‘France’, said Charles de Gaulle, ‘cannot be France without grandeur.’ The country’s recent history suggests the great man was nearer the mark when he moaned how impossible it was to manage a country ‘of 246 different kinds of cheese’. André Malraux famously observed: ‘When the French fight for mankind, they are wonderful, when they fight for themselves, they are nothing.’ November’s horrific Paris attacks by Islamic terrorists, rightly, generated much sympathy for the country. However, will France’s current President, François Hollande, be able to follow in the great traditions of France and show the world how to deal with one of the foulest scourges of our time?
Against this background, these two books could not be better timed. Jonathan Fenby knows the country well and argues that the French have become ‘prisoners of their past’. It can no longer prosper because the country that bequeathed the world exceptional ideas such as Liberté, Égalité, Fraternité has been outpaced by the rest of the world.
Fenby’s history starts with the restoration of the monarchy after Napoleon’s defeat at Waterloo in 1815 and ends with the murder of the editor and staff of the satirical magazine Charlie Hebdo in January 2015. Such a huge accumulation of facts can often be indigestible but Fenby, skilfully, avoids this trap with a narrative which has page-length biographies of major figures and important events, such as the Paris Commune of 1871, in a diary form plus a selection of choice sayings of the last 200 years. This includes the words used by the actress Arletty, who lived with a German officer in the Ritz during the occupation, to defend her collaboration: ‘Mon Coeur est à la France, mais mon cul est à moi.’

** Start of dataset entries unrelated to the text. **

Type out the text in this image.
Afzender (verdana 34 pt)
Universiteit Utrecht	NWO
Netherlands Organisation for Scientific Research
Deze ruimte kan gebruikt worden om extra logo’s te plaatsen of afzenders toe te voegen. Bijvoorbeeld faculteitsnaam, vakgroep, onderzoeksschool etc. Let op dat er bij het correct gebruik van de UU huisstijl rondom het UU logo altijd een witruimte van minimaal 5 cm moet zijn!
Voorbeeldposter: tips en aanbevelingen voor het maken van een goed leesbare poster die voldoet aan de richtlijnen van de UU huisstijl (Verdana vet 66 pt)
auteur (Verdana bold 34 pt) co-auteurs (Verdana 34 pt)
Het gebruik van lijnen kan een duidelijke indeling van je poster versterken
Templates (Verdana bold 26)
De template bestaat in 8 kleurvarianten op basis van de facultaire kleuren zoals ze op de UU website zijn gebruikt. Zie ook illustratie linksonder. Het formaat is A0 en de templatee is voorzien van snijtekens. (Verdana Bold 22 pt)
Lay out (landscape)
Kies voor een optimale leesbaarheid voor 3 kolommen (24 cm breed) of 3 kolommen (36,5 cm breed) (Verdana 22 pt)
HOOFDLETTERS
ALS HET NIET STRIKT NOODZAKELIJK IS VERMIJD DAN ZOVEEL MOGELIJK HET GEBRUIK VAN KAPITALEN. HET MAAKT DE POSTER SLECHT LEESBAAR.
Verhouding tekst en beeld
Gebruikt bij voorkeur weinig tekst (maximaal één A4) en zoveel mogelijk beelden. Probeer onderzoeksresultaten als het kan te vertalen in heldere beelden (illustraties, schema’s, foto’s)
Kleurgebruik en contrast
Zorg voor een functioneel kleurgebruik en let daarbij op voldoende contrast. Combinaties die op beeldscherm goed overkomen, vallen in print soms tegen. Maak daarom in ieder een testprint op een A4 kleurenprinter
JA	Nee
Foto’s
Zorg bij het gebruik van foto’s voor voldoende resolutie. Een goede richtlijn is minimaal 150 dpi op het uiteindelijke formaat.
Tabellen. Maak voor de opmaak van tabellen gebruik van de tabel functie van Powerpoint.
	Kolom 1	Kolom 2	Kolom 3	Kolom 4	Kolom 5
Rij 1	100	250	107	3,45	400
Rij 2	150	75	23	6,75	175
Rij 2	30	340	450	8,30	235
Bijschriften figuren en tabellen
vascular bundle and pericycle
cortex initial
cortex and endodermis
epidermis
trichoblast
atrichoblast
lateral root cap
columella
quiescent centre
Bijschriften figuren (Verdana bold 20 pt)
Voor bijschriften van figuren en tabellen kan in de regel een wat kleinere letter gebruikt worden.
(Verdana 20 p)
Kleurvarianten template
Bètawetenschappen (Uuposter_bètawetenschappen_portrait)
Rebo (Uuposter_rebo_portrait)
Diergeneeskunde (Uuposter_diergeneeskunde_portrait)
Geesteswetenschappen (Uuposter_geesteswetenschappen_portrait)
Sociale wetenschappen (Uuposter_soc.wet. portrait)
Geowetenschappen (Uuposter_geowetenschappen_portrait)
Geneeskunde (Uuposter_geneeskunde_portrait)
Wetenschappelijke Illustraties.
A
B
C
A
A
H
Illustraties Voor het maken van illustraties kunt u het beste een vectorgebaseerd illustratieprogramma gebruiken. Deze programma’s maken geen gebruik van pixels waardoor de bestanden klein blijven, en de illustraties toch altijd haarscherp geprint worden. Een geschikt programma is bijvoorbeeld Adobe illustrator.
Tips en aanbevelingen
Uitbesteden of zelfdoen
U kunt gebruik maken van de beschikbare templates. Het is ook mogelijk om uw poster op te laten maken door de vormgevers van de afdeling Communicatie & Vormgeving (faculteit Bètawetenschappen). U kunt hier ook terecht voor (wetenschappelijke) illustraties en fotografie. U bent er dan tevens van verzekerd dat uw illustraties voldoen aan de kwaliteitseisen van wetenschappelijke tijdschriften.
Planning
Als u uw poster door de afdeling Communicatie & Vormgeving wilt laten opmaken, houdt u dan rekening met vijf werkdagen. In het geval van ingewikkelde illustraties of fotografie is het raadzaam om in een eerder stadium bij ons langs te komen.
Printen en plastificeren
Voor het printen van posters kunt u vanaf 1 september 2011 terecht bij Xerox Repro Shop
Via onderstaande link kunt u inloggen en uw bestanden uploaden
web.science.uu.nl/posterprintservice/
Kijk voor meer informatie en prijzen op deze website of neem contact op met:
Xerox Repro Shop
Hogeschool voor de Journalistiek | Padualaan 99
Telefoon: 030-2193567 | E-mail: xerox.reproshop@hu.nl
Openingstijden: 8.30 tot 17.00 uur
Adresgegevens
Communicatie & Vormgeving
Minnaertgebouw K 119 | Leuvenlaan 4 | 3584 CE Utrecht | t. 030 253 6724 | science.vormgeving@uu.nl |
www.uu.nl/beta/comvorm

Wartime collaboration is an issue which the French are only now, 70 years later, beginning to examine, with the evidence indicating that de Gaulle, who led the resistance, was an artful spin-doctor when presenting all Frenchmen as having followed his lead. Many, including Jean-Paul Sartre, did nothing; Francois Mitterrand, France’s first socialist president, served the Vichy regime, and some even helped send Jews to their death.
Such contradictions should come as no surprise, for even as French thinkers at the close of the 19th century expounded ideas of universal idealism, France was hugely expanding its colonial empire on the grounds of ‘the right of superior races over inferior races’. These contradictions are also the theme of Hazareesingh’s book, but he deals with French ideas from Descartes – the first chapter is called ‘The Skull of Descartes’ – to Derrida. Rousseau also figures prominently and the book is a marvellous primer for students eager to learn about French thought over the last four centuries. It can, at times, be dense. One sentence runs to 24 lines combining discussion of the Académie Française with that of the rock star Johnny Halliday.
However, Hazareesingh does raise the question as to whether the 21st century has seen ‘the closing of the French mind’. His most potent illustration of this retreat from universalist concerns is that in 2014 the French book that grabbed world attention was Thomas Piketty’s study of global capitalism, a book on economics, rather than grand ideas. Like Fenby, Hazareesingh has an eye for detail. He reproduces the issue of the monthly satirical magazine, L’Hebdo Hara-Kiri, published just after de Gaulle’s death in his village of Colombey-les-Deux-Églises in November 1970. The headline on the front cover read: ‘Tragic Ball at Colombey: 1 Dead.’ This was considered so objectionable that the magazine was banned and turned itself into Charlie Hebdo, ‘another impertinent reference to de Gaulle’.
In many ways de Gaulle emerges as the last great leader able to mask the country’s contradictions. But while Fenby ends on a note of deep pessimism about where France is headed, Hazareesingh, despite starting his conclusion by talking of France’s ‘loss of self-confidence’, concludes that ‘the French will remain the most intellectual of peoples’ and continue to produce ideas that enthrall the world.